The company already has a range of local projects underway, including mixed use village centres in western Sydney, Wollongong and near Byron Bay, retail developments in inner Sydney and the central coast, masterplanning of an integrated retail, residential and aged care community with heritage buildings in Campbelltown, and a proposed major Education and Innovation Hub in southern Sydney.

The NSW office is spearheaded by Sydneysider Jordan Curran, CHC’s partner leading retail and mixed use. Over the past 10 years he has been instrumental in masterplanning and delivering complex mixed use precincts, shopping centres, town centres and new smart cities across Australia. 
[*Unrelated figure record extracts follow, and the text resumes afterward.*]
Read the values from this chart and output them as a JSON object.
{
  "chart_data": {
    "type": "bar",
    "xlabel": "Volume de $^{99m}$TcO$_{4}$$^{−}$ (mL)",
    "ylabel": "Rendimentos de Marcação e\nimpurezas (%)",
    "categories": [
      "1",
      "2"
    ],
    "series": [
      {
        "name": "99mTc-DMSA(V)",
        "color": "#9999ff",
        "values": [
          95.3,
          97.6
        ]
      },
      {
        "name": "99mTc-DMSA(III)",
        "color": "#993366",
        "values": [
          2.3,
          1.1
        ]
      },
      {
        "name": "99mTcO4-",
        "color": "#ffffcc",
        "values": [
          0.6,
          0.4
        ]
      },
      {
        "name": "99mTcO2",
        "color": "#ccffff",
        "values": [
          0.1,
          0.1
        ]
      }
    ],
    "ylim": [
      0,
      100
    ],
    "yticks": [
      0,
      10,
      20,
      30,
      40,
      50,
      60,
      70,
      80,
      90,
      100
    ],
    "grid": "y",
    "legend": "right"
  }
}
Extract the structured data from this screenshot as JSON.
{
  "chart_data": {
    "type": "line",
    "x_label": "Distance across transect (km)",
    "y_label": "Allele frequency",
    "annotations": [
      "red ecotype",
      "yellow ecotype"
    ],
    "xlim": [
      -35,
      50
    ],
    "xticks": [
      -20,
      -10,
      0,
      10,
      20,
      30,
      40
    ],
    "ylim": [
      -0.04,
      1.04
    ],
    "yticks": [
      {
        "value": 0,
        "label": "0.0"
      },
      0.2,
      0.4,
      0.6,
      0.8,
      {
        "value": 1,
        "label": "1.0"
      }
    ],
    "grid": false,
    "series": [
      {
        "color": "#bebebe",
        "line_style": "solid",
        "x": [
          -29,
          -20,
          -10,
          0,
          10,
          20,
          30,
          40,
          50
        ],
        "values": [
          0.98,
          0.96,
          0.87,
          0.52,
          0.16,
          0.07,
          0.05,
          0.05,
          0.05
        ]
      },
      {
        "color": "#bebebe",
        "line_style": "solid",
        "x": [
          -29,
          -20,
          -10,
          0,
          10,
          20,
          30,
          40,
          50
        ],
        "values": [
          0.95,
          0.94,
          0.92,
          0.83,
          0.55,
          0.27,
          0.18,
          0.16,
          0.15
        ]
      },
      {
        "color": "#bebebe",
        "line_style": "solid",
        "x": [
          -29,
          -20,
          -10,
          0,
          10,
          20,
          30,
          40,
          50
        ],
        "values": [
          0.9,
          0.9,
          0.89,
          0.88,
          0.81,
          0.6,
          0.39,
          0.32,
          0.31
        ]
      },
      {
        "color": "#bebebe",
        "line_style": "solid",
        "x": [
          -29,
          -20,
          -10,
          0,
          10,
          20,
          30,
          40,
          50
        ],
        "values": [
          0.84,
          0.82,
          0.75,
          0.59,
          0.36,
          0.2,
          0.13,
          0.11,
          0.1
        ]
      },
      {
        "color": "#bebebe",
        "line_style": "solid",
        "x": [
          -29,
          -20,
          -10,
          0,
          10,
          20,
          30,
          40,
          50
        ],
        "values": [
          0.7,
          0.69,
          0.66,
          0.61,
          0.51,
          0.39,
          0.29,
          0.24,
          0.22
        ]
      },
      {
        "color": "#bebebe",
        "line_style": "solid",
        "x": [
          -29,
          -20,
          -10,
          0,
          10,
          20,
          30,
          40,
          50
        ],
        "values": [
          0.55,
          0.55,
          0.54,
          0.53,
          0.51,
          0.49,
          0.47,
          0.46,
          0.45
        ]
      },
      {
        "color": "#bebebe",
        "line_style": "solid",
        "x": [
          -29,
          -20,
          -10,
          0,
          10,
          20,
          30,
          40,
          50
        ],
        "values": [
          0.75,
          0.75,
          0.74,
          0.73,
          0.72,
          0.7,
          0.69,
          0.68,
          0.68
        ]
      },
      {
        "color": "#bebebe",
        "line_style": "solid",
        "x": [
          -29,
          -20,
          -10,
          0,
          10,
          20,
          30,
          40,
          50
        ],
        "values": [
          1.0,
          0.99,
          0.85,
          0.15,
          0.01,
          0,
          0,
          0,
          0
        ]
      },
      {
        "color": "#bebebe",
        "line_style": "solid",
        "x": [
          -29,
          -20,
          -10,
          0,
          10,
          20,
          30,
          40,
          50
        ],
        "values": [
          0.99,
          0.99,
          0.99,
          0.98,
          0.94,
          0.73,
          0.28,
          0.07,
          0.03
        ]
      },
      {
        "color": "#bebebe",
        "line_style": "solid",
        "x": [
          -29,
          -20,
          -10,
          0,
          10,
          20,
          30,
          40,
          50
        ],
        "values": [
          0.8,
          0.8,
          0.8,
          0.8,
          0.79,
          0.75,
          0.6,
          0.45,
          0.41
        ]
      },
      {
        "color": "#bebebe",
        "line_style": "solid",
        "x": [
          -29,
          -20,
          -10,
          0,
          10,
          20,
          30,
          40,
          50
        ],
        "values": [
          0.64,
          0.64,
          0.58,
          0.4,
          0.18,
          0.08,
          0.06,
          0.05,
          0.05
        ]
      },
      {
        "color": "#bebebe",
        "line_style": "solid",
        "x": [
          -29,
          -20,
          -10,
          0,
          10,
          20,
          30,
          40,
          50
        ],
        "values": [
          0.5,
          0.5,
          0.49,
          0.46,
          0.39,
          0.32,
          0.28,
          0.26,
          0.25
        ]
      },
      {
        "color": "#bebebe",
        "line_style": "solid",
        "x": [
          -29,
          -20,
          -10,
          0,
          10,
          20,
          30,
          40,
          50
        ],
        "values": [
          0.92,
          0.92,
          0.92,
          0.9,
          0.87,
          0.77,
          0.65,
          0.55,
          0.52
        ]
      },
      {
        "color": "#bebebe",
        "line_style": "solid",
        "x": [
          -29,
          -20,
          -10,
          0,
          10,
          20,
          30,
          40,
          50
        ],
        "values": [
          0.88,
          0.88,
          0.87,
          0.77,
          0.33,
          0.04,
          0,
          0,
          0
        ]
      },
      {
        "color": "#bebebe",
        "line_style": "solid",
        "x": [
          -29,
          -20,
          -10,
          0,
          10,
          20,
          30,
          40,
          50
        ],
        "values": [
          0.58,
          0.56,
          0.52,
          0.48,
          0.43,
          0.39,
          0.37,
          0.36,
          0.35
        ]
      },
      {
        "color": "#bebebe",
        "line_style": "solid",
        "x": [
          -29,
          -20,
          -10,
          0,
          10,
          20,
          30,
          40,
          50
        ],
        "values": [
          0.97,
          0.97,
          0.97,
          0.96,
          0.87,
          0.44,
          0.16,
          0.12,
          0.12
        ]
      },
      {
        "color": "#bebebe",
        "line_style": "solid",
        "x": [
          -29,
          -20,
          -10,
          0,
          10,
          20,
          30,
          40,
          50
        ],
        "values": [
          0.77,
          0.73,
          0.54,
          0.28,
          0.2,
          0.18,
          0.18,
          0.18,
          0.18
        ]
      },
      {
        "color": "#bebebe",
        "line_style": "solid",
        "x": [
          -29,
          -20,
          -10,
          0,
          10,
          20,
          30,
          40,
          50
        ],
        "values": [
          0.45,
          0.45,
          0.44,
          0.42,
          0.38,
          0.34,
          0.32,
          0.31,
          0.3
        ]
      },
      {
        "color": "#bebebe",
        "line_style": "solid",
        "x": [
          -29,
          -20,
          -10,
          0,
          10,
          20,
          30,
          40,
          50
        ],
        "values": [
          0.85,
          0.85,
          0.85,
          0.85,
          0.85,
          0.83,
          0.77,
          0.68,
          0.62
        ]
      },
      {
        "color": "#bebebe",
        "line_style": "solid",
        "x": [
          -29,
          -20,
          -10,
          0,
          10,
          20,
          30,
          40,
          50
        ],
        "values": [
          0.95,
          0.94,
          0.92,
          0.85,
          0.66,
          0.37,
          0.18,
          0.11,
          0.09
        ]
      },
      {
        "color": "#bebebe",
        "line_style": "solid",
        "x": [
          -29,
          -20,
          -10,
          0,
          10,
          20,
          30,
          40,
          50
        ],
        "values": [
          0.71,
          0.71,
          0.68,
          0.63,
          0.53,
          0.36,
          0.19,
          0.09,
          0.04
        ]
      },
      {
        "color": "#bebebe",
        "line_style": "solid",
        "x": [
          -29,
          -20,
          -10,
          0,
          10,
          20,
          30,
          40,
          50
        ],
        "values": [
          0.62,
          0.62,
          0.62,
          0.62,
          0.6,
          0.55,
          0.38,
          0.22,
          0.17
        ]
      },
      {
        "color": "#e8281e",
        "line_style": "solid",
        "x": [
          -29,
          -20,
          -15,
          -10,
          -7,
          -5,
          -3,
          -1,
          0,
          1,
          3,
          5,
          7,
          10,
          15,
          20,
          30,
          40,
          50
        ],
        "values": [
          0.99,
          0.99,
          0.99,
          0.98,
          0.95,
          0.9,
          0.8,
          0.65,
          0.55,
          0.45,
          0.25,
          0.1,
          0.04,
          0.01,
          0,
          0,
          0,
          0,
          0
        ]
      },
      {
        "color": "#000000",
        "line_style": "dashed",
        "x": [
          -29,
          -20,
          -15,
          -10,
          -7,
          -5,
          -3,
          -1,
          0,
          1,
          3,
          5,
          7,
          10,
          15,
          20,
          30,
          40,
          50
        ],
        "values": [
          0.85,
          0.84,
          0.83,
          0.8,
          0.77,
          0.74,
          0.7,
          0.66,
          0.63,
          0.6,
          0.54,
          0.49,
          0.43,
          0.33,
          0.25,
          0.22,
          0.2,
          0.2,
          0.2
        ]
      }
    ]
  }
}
"This is a big moment for us," says Curran. 

"We’ve worked nationally and internationally for years but resisted opening a Sydney office until the time felt right. We’ve got a strong team of locals to drive it and established our own distinctive approach to designing and activating really diverse, mixed use communities – not just in inner cities but in outer suburbs and regions. Some practices see those areas as less glamourous than urban in-fill but we’re genuinely passionate about creating healthier, better connected, less car dependent, more sustainable communities everywhere we can. 

"Developers and communities are really embracing the kind of walkable urbanism we specialise in because they can see the challenges of climate change, population growth and social isolation and they want a fresh response. Developers recognise the social and commercial benefits of creating places that attract a broader mix of people and encourage them to linger. This has an obvious benefit to retail spending and property values.

"We feel like we’re in a position to offer NSW clients something new. There’s also our QMS ISO:9001 certification, which allows us to take on major health and education projects, and our cross-sector expertise. That’s built our design capabilities and kept us buoyant as a business even when residential housing takes a hit. It’s led to very solid growth, in projects and staff, over the past three years.”